When you came into my life, we were the same size still:
Three feet high, or there abouts, chubby, pear-shaped, prone
to all things sickly sweet; raspberry jam, vanilla ice cream, mostly honey.

Clumsy we were both but contrarian I was alone.
You were of the quiet kind: Soft outside and in, going about the
beary business in haphazard, bumbling, sleepy ways. Break a thing, you never did.

In play, I pushed you down the stairs one time.
Spread-eagled, paws apart, you lay balanced on your snout until,
sorry, wailing and inexpert, I stitched the woolly wound welling from your belly.

It was a messy business, stuffing back the stuffing
into where your coat had ripped, making sure no tuft was lost. I wished,
and still I wish, I had not seen the viscera of your faultless maker’s craftsmanship.

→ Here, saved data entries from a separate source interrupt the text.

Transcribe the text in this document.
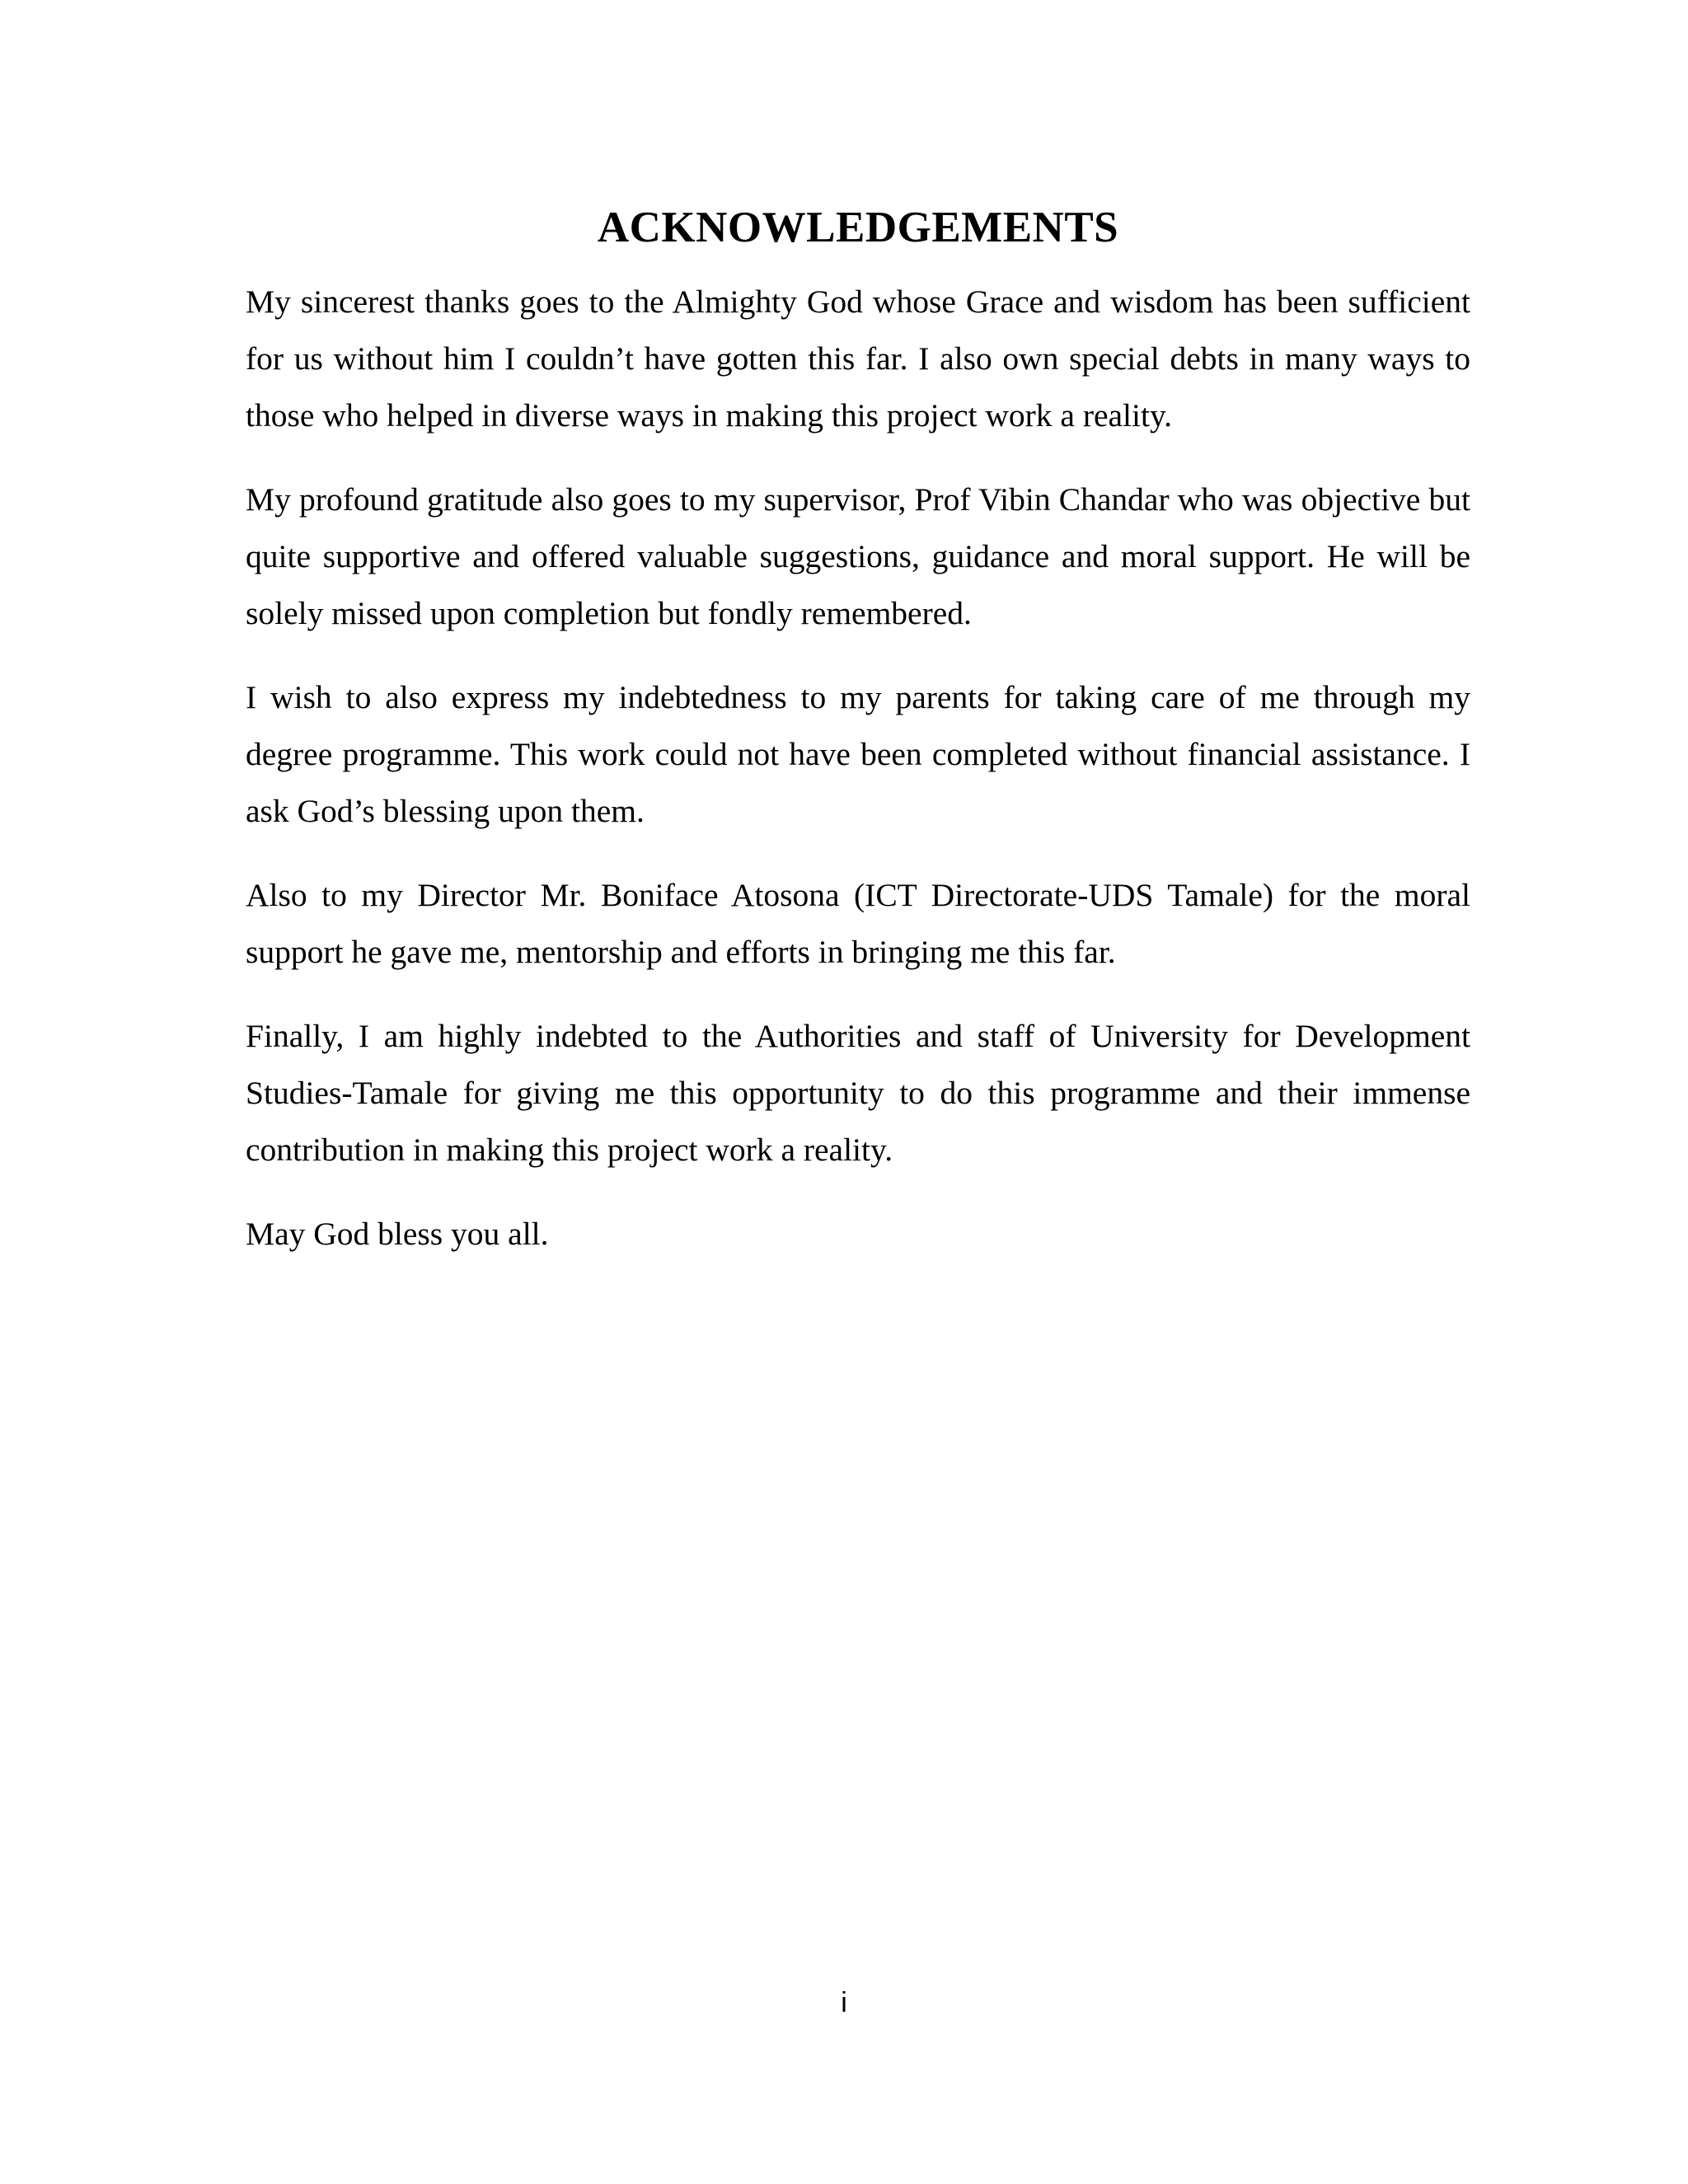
ACKNOWLEDGEMENTS

My sincerest thanks goes to the Almighty God whose Grace and wisdom has been sufficient for us without him I couldn’t have gotten this far. I also own special debts in many ways to those who helped in diverse ways in making this project work a reality.

My profound gratitude also goes to my supervisor, Prof Vibin Chandar who was objective but quite supportive and offered valuable suggestions, guidance and moral support. He will be solely missed upon completion but fondly remembered.

I wish to also express my indebtedness to my parents for taking care of me through my degree programme. This work could not have been completed without financial assistance. I ask God’s blessing upon them.

Also to my Director Mr. Boniface Atosona (ICT Directorate-UDS Tamale) for the moral support he gave me, mentorship and efforts in bringing me this far.

Finally, I am highly indebted to the Authorities and staff of University for Development Studies-Tamale for giving me this opportunity to do this programme and their immense contribution in making this project work a reality.

May God bless you all.

i
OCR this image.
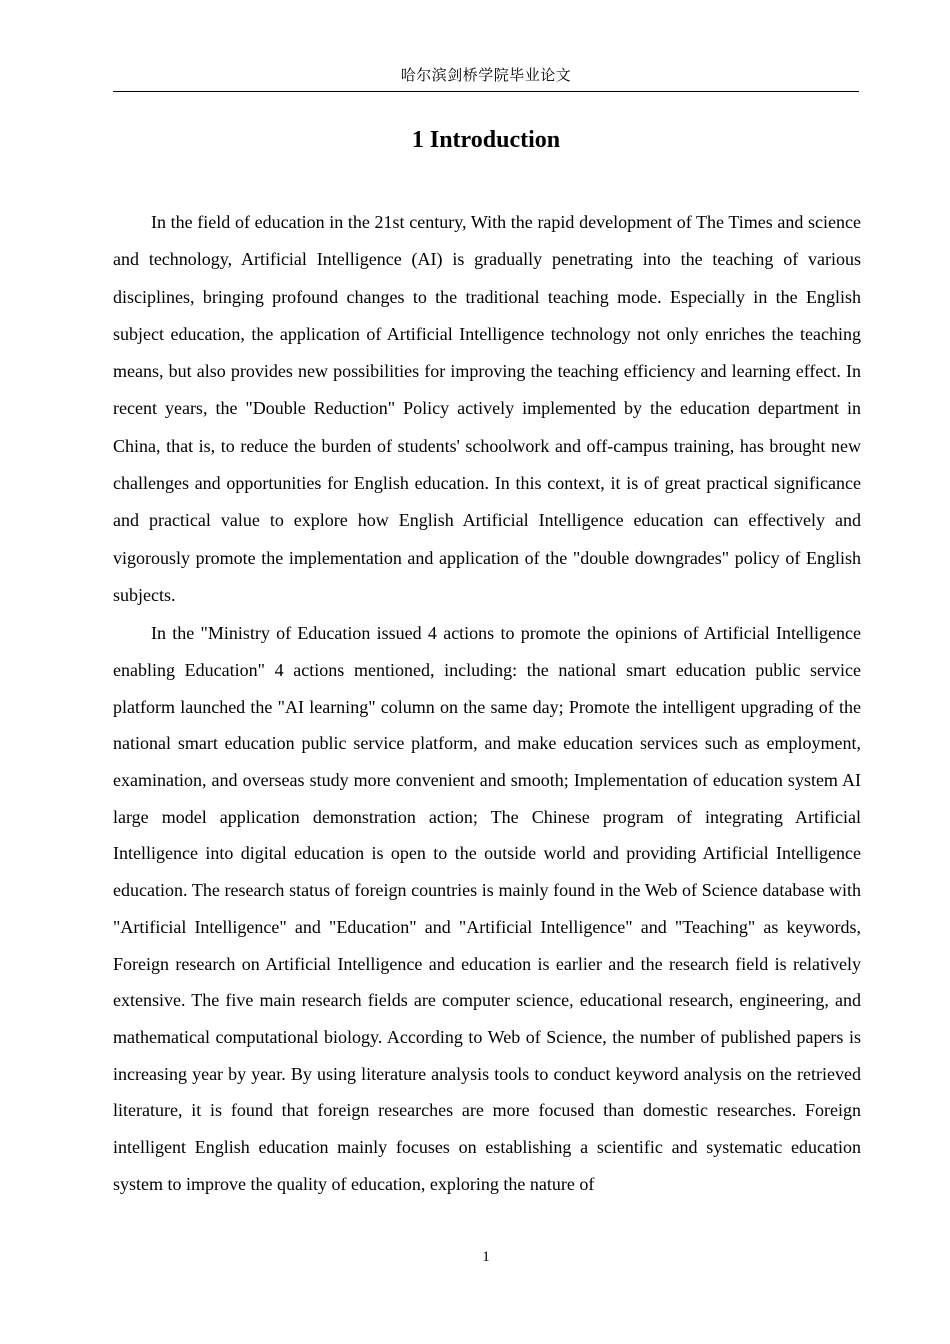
哈尔滨剑桥学院毕业论文
1 Introduction

In the field of education in the 21st century, With the rapid development of The Times and science and technology, Artificial Intelligence (AI) is gradually penetrating into the teaching of various disciplines, bringing profound changes to the traditional teaching mode. Especially in the English subject education, the application of Artificial Intelligence technology not only enriches the teaching means, but also provides new possibilities for improving the teaching efficiency and learning effect. In recent years, the "Double Reduction" Policy actively implemented by the education department in China, that is, to reduce the burden of students' schoolwork and off-campus training, has brought new challenges and opportunities for English education. In this context, it is of great practical significance and practical value to explore how English Artificial Intelligence education can effectively and vigorously promote the implementation and application of the "double downgrades" policy of English subjects.

In the "Ministry of Education issued 4 actions to promote the opinions of Artificial Intelligence enabling Education" 4 actions mentioned, including: the national smart education public service platform launched the "AI learning" column on the same day; Promote the intelligent upgrading of the national smart education public service platform, and make education services such as employment, examination, and overseas study more convenient and smooth; Implementation of education system AI large model application demonstration action; The Chinese program of integrating Artificial Intelligence into digital education is open to the outside world and providing Artificial Intelligence education. The research status of foreign countries is mainly found in the Web of Science database with "Artificial Intelligence" and "Education" and "Artificial Intelligence" and "Teaching" as keywords, Foreign research on Artificial Intelligence and education is earlier and the research field is relatively extensive. The five main research fields are computer science, educational research, engineering, and mathematical computational biology. According to Web of Science, the number of published papers is increasing year by year. By using literature analysis tools to conduct keyword analysis on the retrieved literature, it is found that foreign researches are more focused than domestic researches. Foreign intelligent English education mainly focuses on establishing a scientific and systematic education system to improve the quality of education, exploring the nature of

1
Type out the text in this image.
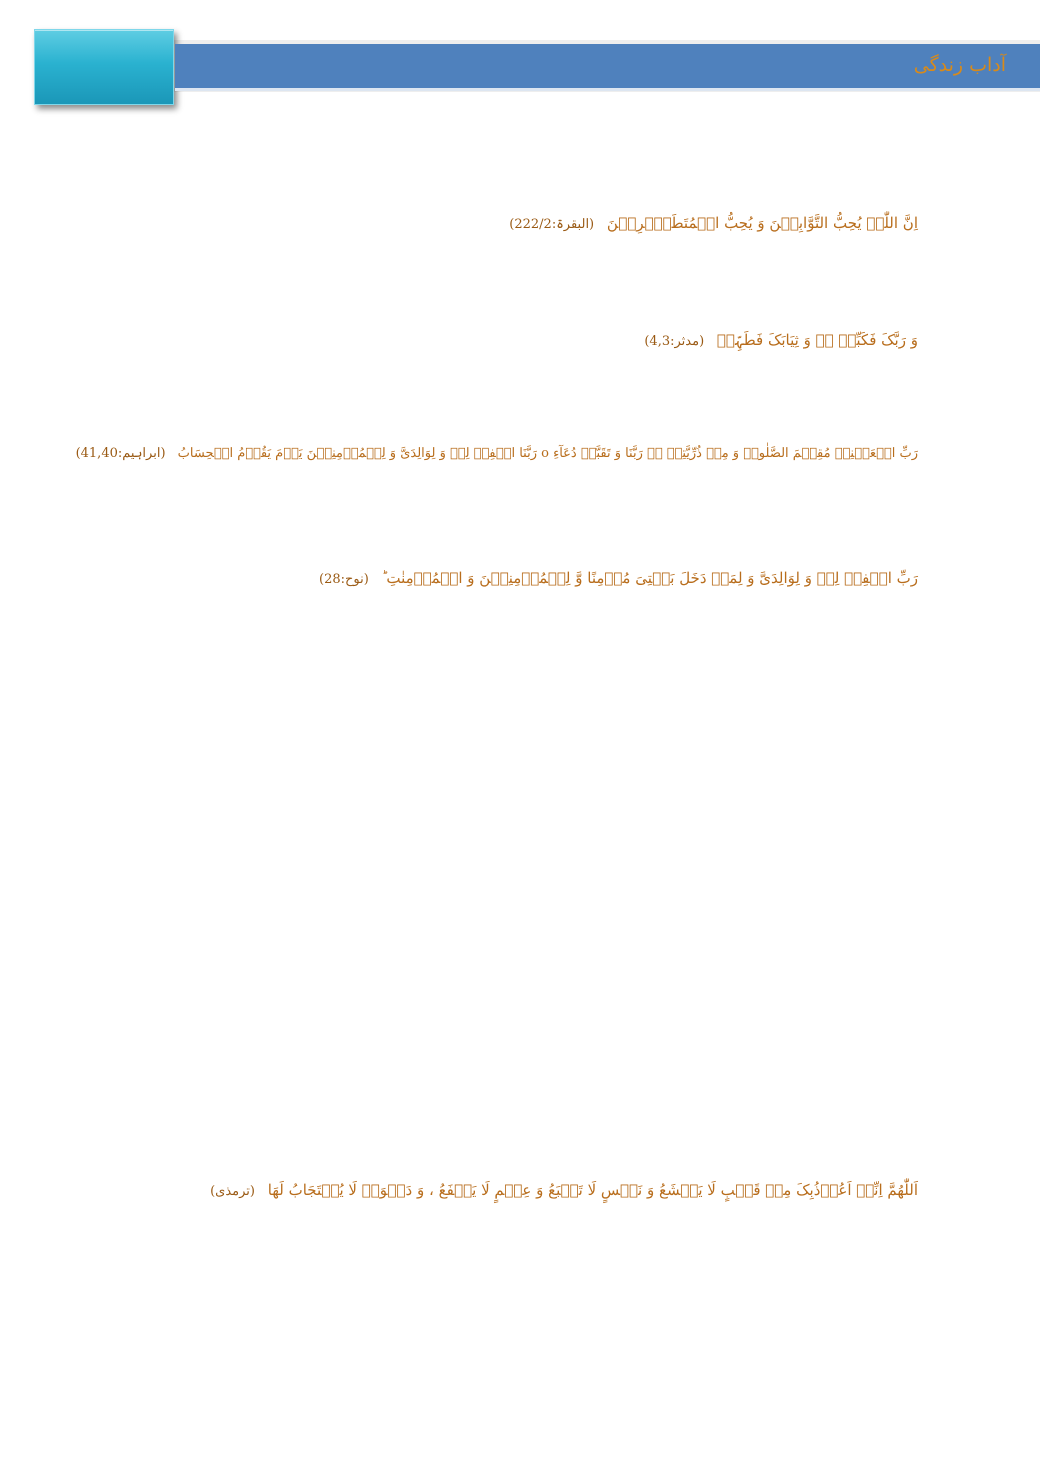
آداب زندگی
اِنَّ اللّٰہَ یُحِبُّ التَّوَّابِیۡنَ وَ یُحِبُّ الۡمُتَطَہِّرِیۡنَ (البقرۃ:222/2)
وَ رَبَّکَ فَکَبِّرۡ ۪ۙ وَ ثِیَابَکَ فَطَہِّرۡ (مدثر:4,3)
رَبِّ اجۡعَلۡنِیۡ مُقِیۡمَ الصَّلٰوۃِ وَ مِنۡ ذُرِّیَّتِیۡ ٭ۖ رَبَّنَا وَ تَقَبَّلۡ دُعَآءِ o رَبَّنَا اغۡفِرۡ لِیۡ وَ لِوَالِدَیَّ وَ لِلۡمُؤۡمِنِیۡنَ یَوۡمَ یَقُوۡمُ الۡحِسَابُ (ابراہیم:41,40)
رَبِّ اغۡفِرۡ لِیۡ وَ لِوَالِدَیَّ وَ لِمَنۡ دَخَلَ بَیۡتِیَ مُؤۡمِنًا وَّ لِلۡمُؤۡمِنِیۡنَ وَ الۡمُؤۡمِنٰتِ ؕ (نوح:28)
اَللّٰھُمَّ اِنِّیۡ اَعُوۡذُبِکَ مِنۡ قَلۡبٍ لَا یَخۡشَعُ وَ نَفۡسٍ لَا تَشۡبَعُ وَ عِلۡمٍ لَا یَنۡفَعُ ، وَ دَعۡوَۃٍ لَا یُسۡتَجَابُ لَھَا (ترمذی)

But on you, the hardest things sat easy: Serenity
and patience. Forgiveness too. Reproachless receptacle of snot,
tears, sorrow any size, absorbing all with that dulled and ill-stitched coat of yours.

They say you’re obsolete, but last night
I held your paw again. At last at peace.

“Ode to Bear” appeared in the first volume of
Aurora – The Allegory Ridge Poetry Anthology in 2020.